Whereas fewer than half of Melburnians owned a car in 1950, almost 40 per cent of households now boast two or more. And where mobile telephones would have been little more than a sci-fi comic fantasy, now in most areas of Melbourne mobiles outnumber land lines.
A new snapshot of the city is contained in the first Melbourne Atlas, to be released by the State Government this week to help policymakers, planners, teachers and the public better understand the city in its physical, economic and social complexity — from housing data to shopping habits and attitudes to multiculturalism.
At 3.6 million, Melbourne's population is just half that of Paris, but the Victorian capital is twice the geographic size of France's and now occupies double the space it did when Daddy Cool recorded Eagle Rock in 1971.
Melbourne is a far cry from the staid, white-bread and six o'clock-closing city lampooned by Barry Humphries in the mid-1950s. Then the vast majority of the population lived within 10 kilometres of the GPO, most trips to work were by public transport and university was for the privileged.

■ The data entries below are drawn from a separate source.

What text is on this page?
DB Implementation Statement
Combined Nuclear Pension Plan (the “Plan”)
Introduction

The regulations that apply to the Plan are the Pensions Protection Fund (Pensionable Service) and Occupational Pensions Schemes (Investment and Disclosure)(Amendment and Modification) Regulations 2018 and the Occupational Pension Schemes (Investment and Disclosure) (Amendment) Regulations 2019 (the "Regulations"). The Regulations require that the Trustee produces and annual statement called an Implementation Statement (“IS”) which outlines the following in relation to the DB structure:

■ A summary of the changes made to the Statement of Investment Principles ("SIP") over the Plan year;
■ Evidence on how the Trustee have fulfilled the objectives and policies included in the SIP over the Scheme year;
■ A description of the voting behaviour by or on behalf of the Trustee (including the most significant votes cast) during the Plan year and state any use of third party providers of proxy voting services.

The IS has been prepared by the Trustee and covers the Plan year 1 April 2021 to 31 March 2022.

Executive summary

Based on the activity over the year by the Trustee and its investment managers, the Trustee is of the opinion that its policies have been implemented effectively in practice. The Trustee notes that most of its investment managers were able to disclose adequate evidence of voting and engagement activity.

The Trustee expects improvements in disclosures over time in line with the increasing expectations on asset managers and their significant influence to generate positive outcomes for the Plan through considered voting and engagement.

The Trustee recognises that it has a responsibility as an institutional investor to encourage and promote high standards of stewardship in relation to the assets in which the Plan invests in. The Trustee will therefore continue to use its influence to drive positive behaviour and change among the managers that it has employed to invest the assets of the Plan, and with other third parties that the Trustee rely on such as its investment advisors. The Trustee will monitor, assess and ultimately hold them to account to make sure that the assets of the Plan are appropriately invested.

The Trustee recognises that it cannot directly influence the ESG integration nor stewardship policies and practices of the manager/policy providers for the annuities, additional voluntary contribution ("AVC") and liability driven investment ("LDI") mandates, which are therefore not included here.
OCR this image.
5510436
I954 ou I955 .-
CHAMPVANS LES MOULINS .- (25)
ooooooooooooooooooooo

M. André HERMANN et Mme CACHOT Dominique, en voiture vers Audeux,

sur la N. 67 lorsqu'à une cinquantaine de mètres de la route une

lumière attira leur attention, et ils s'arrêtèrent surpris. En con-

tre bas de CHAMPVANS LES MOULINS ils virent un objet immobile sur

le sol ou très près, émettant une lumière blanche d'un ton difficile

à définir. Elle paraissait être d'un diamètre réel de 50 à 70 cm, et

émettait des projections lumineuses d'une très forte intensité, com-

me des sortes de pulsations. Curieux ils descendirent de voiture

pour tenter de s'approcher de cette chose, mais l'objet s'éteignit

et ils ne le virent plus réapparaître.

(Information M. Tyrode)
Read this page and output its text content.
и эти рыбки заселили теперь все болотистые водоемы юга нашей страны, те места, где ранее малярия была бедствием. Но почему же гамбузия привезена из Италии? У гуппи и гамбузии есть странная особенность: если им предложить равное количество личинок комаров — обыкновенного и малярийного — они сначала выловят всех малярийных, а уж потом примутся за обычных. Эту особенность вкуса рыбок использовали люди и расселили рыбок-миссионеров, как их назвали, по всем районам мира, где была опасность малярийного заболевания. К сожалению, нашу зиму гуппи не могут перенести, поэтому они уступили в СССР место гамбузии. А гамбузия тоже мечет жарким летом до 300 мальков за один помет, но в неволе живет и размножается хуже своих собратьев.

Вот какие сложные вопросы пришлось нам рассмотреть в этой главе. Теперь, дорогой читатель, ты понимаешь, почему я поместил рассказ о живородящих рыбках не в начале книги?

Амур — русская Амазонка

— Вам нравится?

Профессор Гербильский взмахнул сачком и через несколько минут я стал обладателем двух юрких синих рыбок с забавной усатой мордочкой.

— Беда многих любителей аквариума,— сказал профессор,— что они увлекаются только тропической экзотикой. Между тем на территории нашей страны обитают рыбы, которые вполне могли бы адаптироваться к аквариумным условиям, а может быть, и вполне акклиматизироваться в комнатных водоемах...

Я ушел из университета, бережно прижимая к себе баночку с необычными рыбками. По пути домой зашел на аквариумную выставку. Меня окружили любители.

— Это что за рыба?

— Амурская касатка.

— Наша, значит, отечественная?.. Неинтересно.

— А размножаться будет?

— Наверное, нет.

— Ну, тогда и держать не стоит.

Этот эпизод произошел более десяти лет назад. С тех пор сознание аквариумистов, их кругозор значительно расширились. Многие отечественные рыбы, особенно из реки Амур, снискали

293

The Atlas paints a picture of remarkable city growth and sprawl fuelled by postwar affluence that encouraged splurging on detached suburban homes, cars and consumerism. And it details the redrawing of the city's character through improved access to education and the lifestyle enhancements that come with multiculturalism.
"It (the Atlas) shows that for the most part, the quality of life in Melbourne has changed for the better, with increases in the cost of living offset by more schools and parks, higher education levels and incomes and better housing," Planning Minister Rob Hulls said.
While the Atlas celebrates lifestyle improvements, it emphasises the challenges — especially environmental ones — that such abundance presents for the State Government.
Mr Hulls, for instance, noted the Atlas' finding that Melbourne had a much larger "ecological footprint" than most other cities in the world.
"As the population continues to grow, measures to conserve water, increase energy efficiency and reduce greenhouse gas emissions are becoming more important," he said.
The Atlas tells a tale of a dynamic city constantly in a state of flux, shows how Melbourne is made up of many communities and how unevenly spread are the spoils of a wealthy society.
Whereas Melbourne's rich and poor were once divided north-south by the Yarra River, the Atlas reinforces the more recent view that its socio-economic divide is now between inner and outer Melbourne, senior government demographer Jeremy Reynolds says.
Once-downtrodden suburbs such as Collingwood and Richmond now report above-average shares of high-income earners, while Greater Dandenong has the lowest median household income — $841 a week. Less than 2 per cent of residents of leafy Brighton are unemployed, but the figure is 13.4 per cent for battling Broadmeadows.
A lack of public transport hits hard in outer Melbourne — less than 3 per cent of jobs are accessible in 40 minutes by public transport.
Mr Reynolds said the Atlas was the first of its kind to provide a comprehensive overview of this information. He said it would help the debate about Melbourne's future.